When a yeast cell divides it produces a mother cell and a smaller, different daughter cell. The latter is the one that actually performs the final act of separation. And the daughter takes longer than the mother to begin the next cycle of division, since it needs time to grow up.

The key to the researchers’ discovery of how this differentiation works is the gene regulator Ace2, a protein that directly turns genes on.

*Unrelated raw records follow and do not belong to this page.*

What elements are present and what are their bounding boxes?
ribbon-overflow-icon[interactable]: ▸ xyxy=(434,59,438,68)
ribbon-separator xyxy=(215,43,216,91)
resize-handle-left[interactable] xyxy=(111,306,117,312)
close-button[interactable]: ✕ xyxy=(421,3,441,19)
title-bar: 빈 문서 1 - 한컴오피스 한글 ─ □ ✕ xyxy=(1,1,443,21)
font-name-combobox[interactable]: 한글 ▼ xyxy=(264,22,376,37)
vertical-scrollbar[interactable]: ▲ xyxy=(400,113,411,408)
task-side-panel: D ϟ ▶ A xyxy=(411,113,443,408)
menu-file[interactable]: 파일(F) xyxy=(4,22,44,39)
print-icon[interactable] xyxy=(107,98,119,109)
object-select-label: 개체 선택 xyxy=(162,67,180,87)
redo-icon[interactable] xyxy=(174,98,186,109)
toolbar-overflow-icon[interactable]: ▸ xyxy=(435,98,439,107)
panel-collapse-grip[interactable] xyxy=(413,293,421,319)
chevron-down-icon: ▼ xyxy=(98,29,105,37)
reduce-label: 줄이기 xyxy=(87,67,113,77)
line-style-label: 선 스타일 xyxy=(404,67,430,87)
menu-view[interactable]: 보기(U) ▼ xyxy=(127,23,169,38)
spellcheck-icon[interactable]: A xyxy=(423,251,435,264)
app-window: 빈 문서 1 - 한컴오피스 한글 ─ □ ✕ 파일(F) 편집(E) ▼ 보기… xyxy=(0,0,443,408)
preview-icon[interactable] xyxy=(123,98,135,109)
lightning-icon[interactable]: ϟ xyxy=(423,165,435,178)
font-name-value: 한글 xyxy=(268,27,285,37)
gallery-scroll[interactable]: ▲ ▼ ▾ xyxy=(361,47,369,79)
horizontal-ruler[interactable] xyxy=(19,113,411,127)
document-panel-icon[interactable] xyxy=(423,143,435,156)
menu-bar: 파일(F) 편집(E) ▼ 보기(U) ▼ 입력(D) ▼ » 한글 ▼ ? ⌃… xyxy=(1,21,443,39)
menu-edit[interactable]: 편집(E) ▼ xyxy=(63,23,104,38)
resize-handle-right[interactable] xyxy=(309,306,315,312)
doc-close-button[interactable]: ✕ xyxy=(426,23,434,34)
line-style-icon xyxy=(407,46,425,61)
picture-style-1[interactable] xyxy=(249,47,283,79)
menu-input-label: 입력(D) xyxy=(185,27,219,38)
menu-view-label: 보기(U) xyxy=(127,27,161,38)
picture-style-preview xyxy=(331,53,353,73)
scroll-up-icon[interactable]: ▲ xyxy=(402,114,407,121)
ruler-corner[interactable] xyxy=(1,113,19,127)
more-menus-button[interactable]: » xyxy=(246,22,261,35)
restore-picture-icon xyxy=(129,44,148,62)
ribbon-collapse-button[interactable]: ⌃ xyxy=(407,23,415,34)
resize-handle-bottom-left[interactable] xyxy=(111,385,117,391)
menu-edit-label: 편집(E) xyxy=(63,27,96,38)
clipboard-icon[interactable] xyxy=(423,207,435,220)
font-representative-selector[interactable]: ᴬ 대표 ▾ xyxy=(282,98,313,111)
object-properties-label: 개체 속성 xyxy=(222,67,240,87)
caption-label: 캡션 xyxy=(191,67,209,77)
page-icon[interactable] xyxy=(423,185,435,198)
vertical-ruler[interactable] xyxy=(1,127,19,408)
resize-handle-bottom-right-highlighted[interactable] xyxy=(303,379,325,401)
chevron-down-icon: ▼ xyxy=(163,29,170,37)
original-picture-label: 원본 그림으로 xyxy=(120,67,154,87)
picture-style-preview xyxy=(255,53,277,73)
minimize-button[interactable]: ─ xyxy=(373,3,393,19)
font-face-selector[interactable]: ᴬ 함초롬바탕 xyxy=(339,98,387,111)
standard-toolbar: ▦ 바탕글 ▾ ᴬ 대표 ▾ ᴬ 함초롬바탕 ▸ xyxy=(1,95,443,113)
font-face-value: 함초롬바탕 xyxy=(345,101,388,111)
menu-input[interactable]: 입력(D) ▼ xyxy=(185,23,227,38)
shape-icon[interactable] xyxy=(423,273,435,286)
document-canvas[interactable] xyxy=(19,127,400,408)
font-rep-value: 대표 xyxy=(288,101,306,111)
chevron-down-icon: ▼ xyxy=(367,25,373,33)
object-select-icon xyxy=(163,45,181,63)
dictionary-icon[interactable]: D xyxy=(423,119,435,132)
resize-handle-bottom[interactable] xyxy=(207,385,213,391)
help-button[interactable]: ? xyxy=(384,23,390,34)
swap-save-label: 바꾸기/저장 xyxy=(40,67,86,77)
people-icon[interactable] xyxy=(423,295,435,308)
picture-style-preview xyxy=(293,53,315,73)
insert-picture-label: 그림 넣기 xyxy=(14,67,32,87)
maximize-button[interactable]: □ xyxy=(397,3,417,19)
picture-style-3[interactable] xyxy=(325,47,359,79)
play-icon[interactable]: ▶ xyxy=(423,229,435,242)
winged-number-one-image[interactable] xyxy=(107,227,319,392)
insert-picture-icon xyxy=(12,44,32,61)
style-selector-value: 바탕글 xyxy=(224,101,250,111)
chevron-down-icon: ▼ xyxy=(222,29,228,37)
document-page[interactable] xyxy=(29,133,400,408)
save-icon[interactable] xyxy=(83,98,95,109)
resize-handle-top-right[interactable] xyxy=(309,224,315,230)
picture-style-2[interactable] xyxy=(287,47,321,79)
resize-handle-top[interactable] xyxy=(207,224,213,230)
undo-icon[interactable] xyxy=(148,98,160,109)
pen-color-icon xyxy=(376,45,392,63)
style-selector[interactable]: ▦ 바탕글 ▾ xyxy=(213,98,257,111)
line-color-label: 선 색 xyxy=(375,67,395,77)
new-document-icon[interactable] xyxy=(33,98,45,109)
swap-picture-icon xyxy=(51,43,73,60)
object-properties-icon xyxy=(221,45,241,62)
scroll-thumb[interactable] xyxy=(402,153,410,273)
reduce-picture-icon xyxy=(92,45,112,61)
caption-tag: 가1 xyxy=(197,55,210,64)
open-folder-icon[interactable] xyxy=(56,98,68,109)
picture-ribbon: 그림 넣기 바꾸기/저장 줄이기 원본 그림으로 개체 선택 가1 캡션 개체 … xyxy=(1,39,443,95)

The researchers found the protein gets trapped in the nucleus of the daughter cell, turning on genes that make daughter different from mother.

Researchers also found that the differentiation of the mother and daughter cell – this trapping of the regulator in the daughter nucleus – occurs while the two are still connected.

Many of the fundamental mechanisms for cell division in yeast are also very similar in mammals; many of the proteins involved in human disease are related to proteins involved in yeast cell division.

The new knowledge about cell fate determination could lead to a better understanding of healthy human cells, what goes awry in cancer cells and how stem cells and germ cells work.

“Cancer may reflect a partial and aberrant loss of differentiated character, in which cells that were formerly specified to perform a specific task ‘forget’ that, and become more like the rapidly dividing stem cells from which they came,” said Eric L. Weiss, assistant professor at the Northwestern’s Weinberg College of Arts and Sciences. He led the research team.

The co-authors are Emily Mazanka, Brian J. Yeh and Patrick Charoenpong from Northwestern; and Jes Alexander, Drew M. Lowery and Michael Yaffee from the Massachusetts Institute of Technology.